Giving that I skipped over my junior year entirely, my work load for my senior year in high school is pretty significant. That does not mean that I am not delighted to be back into it! My classes are fascinating and get me thinking deeply or making connections to important concepts that teach me how to reason in ways that will be important for the role I wish to take in the world. My courses include: philosophy, AP psychology, environmental systems, AP statistics, French, and AP English language and composition. Every day is an exciting new dive into understanding, and I love it! I just wish the other students around me were as enthusiastic. We could get so much more done and go so much deeper into the wonderful clockwork of the world if only more people cared to know about it.
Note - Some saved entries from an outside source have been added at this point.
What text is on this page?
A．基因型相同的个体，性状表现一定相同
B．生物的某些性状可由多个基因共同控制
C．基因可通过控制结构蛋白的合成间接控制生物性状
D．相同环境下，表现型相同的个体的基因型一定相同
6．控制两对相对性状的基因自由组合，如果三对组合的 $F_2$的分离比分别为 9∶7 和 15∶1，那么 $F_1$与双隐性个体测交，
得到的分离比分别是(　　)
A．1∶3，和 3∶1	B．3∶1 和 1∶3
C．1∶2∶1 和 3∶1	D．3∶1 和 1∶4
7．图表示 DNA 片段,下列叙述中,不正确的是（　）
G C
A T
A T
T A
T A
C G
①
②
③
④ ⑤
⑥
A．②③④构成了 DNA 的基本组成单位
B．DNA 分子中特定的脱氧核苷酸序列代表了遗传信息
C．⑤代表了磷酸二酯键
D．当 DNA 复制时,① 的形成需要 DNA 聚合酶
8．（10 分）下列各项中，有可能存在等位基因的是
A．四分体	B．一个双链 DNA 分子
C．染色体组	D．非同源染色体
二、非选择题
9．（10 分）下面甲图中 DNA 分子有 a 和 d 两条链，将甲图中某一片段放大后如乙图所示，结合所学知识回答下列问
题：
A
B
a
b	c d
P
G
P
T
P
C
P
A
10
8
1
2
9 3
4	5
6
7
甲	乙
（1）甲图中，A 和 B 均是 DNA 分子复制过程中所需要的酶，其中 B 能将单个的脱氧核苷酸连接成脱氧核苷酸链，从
But I know why the are like this...

There is something poisonous about high school, no matter how interesting the classes or comparatively kind the students. That hunched-shoulder, secretly self-conscious, stressed-out-and-over-pressured atmosphere that had gotten to me over my years spent in school left while in Switzerland. Although the difference does not show in my ID pictures, I came back from overseas feeling like I was five years more mature than even the seniors in my class, which are actually mostly older than me. At the same time, I had a lighter heart and felt more like a child. I could skip through the halls, smile at people I knew, and discussed world perspectives in class in a way even my teachers had trouble following. But even as my second week rolled around I was sleeping horribly with night-sweats and over-active thinking. I stopped eating like I would before and started worrying more about everything, including (and with reason) my health. I am friendly with everyone, but might do better to hide in my shell again because I am picking up on too much of what is happening in other lives. Even when taking a test I know that I can ace, I start getting stressed and worried to the point where I can't think strait because that is the atmosphere I am in.

What would I do without Universal High School?!? Love these guys!

I can hardly wait for university where the people I find around me will be passionate about learning in the way that I am. No, I can't wait! I am already doing tons of research into universities that interest me on an international level, and have visited several locally. I am even considering a gap year in the "Up With People" program. Any thoughts?